Two examples changed my thinking about walk-throughs and the longevity of this type of tool for collecting useful data about the change in teaching and learning. First, a teacher was behind her desk and students were all on their computers (some talking to others and some working alone). It was an example of a student-centered classroom where the teacher was updating her wiki to help facilitate the individual learning projects that students were creating. This teachers wasn't disengaged, she was facilitating learning from behind the scenes.

After periodic walk-throughs into a science classroom, I noticed how some students seemed to engaged with the teacher's explanation of a problem and others weren't. It seemed like some students were even blatantly ignoring the instruction. I asked about it and learned that the "lecture" was actually recorded, posted online, and assigned for homework. A quick quiz afterward showed that a few students had problems in different areas, so class time was when the kids actually practiced the skill or did the traditional "homework." The teacher could explain things to a few students who needed it while the rest worked on what they needed in class. They were ignoring the instruction! And it's ok! The lecture was homework and class time became lab time, practice time, application, time to ask questions.

How does this translate to the longevity of walk-through data? As we progress, teaching and learning will be so individualized that there will never be a "predominate pattern" for data collection (We also use the work from Jerry Valentine, Instructional Practices Inventory). We will see all levels of engagement with levels of thinking. Our elementary teachers who implement the Daily Five are just another example of this. Some kids are reading to themselves, some working with others to make new words, some listening to their peer reading and asking them comprehension questions. How do we quantify that?

I will know that Van Meter Schools has totally transformed education when the only reliable way to collect data on teaching and learning is through products, reflections, and portfolios. Maybe our earlier assessment plan was setting the bar too low?

Monday, May 10, 2010

Role of Data

Last week, I was sharing the student achievement summaries with the school improvement team, and then let them loose to explore the data on their own. The professionals in the room, for whom I have great respect, were overwhelmed. It made me realize that we have not empowered our teachers to use the data to answer their own questions. Much like our traditional classrooms, we have in the past told our teachers what the data say and have given them the questions that they should hunt and find the answers to (and we know the answers already, so really we are seeing if they can come back with the correct answers). In a student-centered classroom, we want kids to make their own meaning from the information and make connections to their prior knowledge. This is no different than what we want for our teachers.
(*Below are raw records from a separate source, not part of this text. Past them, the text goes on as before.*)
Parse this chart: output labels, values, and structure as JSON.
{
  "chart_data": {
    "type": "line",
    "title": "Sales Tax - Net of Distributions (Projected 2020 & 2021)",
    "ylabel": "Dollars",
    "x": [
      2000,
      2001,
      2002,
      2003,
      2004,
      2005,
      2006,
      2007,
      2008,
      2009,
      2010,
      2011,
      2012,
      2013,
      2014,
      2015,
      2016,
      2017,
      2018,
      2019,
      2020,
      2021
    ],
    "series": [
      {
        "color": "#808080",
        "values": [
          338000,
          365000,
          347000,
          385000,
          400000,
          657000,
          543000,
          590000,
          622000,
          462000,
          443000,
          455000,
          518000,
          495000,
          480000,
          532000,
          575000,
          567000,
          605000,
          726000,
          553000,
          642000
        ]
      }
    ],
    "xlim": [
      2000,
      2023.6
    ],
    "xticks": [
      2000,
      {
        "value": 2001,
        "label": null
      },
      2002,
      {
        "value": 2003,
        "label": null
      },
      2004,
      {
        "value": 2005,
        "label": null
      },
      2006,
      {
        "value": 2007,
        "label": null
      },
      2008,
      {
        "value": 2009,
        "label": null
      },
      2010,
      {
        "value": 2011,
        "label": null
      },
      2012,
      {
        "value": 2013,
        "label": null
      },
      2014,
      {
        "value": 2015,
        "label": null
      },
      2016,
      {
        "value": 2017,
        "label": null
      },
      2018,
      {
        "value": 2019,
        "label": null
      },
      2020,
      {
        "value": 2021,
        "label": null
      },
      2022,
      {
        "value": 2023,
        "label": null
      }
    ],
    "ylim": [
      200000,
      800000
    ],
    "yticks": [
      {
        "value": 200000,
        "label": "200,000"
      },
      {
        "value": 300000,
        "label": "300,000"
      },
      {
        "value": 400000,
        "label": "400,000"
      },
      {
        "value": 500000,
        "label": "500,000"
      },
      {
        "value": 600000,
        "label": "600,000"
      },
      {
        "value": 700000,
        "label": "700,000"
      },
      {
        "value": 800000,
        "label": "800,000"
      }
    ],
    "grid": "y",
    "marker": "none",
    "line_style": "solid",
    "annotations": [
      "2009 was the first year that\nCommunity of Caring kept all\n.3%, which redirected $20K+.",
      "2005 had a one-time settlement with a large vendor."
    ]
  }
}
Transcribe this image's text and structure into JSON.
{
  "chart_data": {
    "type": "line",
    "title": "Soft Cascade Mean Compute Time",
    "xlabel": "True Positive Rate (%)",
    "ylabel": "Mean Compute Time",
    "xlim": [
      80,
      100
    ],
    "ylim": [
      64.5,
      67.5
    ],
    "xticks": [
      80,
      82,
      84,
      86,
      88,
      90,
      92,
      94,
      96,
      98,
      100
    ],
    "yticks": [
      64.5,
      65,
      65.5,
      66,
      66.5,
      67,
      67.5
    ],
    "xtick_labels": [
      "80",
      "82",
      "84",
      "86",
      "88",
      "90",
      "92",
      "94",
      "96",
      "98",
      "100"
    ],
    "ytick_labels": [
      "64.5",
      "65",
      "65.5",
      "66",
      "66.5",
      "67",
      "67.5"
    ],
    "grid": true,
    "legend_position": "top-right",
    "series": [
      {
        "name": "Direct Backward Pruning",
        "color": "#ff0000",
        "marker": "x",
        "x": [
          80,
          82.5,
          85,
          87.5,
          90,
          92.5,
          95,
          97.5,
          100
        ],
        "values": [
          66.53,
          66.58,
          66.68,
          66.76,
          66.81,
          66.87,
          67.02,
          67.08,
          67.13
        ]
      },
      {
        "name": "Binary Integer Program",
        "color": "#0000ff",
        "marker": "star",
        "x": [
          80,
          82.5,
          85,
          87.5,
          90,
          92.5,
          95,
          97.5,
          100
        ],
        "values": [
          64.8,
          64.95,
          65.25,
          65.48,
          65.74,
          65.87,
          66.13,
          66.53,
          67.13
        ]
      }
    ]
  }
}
I don't believe that data say the same thing to everyone. Sure the overview or summary of percent proficient is a place to start, but based on my experiences, the kids I have in my room, what I saw happening during testing that day, and a variety of other factors, I will want to go into the data differently than another teacher. That's when data really becomes powerful. When teachers can look at data and generate more questions than answers, that's when I believe the data is impacting and informing instruction. I love it when teachers ask me to get them more data. I love it when teachers say, "If this data were correlated to that data, then I could see if..."

Here's my ultimate goal, teachers will be the driving force behind our data collection, analyzation, and communication, not some lady in the curriculum office. AND the students will be right there with their teachers making sense of the information and using it to inform their learning.


Some of my favorite data phrases:
- If we can't use it, don't collect it.
- Kids can't take a test seriously if teachers don't take the information from the test seriously.
- Shouldn't kids understand their scores? Whose data is it anyway?